Di questo spazio Samarcanda, scelta nel 1370 come capitale da Timur, fu il cuore pulsante, la vera e propria perla. A differenza di Gengis Khan, Timur puntava fortemente sulla necessità di plasmare una vera e propria egemonia politica, e non solo militare, creando un preciso simbolismo culturale e ideologico. L’arte e i monumenti, ricorda Cardini, avrebbero dovuto nell’ottica di Timur farne “la sua Baghdad, la sua Pechino, la sua Costantinopoli”. Al centro della Samarcanda di Timur vi era il Registan, “la Piazza della Sabbia dei Mercanti”, al cui centro sorgeva un grande bazar che era cuore pulsante dei mercati e dei traffici nella città. A cui si aggiungeva la Moschea di Bibi Khanum, intitolata alla moglie mongola di Timur, le cui maestose cupole turchesi sono il simbolo della città oggi Patrimonio mondiale Unesco, la cui edificazione fu il voto di Timur dopo i successi della campagna indiana del 1398. Ulugh Beg, nipote di Tamerlano, proseguì l’ampliamento della città, vi costruì un maestoso osservatorio astronomico, simbolo della fiducia nella “scienza e nell’osservazione diretta” che, osserva Cardini “nell’Europa di alcuni decenni più tardi avrebbe aperto sia pur con ostacoli la porta alla Modernità”.

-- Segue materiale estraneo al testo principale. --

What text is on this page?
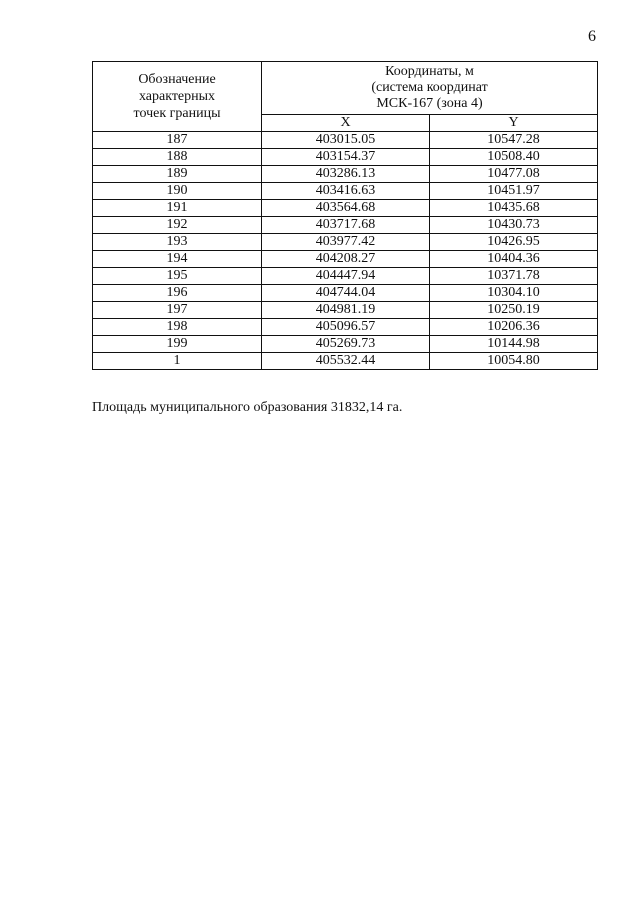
6
Обозначение
характерных
точек границы	Координаты, м
(система координат
МСК-167 (зона 4)	
	X	Y
187	403015.05	10547.28
188	403154.37	10508.40
189	403286.13	10477.08
190	403416.63	10451.97
191	403564.68	10435.68
192	403717.68	10430.73
193	403977.42	10426.95
194	404208.27	10404.36
195	404447.94	10371.78
196	404744.04	10304.10
197	404981.19	10250.19
198	405096.57	10206.36
199	405269.73	10144.98
1	405532.44	10054.80
Площадь муниципального образования 31832,14 га.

Samarcanda capitale imperiale, Samarcanda rotta delle carovane, Samarcanda cuore pulsante della scienza e della cultura islamica del tardo Medioevo. Tutto questo si basava su una necessaria contingenza di ordine geografico: permettere alle terre dell’Asia centrale a Est del Mar Caspio di essere un crocevia, un ponte tra popoli, una rotta di scambi economici e culturali. Equilibrio situazionista su cui una città nel pieno della steppa ha plasmato le sue fortune. Alla cui rottura, sulla scia della disgregazione dell’eredità dell’impero di Timur, della graduale introversione della Cina, del ritorno in auge della potenza turca tra mondo islamico e Mediterraneo e dell’epopea coloniale europea, seguirono i secoli del declino, l’ascesa di città rivali come Bukhara e Khiva, il graduale scollegamento dalle grandi rotte del potere globale.

Samarcanda aveva però acquisito un fascino eterno, il suo nome evocava il “sogno color turchese” delle sue cupole che nei secoli avevano accolto pellegrini, mercanti, guerrieri. E con tale riverenza fu trattata da inglesi e russi ai tempi del “Grande Gioco” e, in seguito, dai fautori della nuova patria uzbeka. Entrambi interessati alla città quando le aree circostanti sono tornate centrali nella partita a scacchi per il dominio dei traffici a cavallo dell’Eurasia. Ieri sulla scia della rivalità anglo-russa, oggi sul fronte sempre più caldo del “Grande Medio Oriente” e dell’Asia Centrale su cui si snodano le rotte della “Nuova via della seta”. La storia di Samarcanda ritorna, come ponte tra Oriente e Occidente. E la sua storia insegna molto sulla complessità di tale relazione.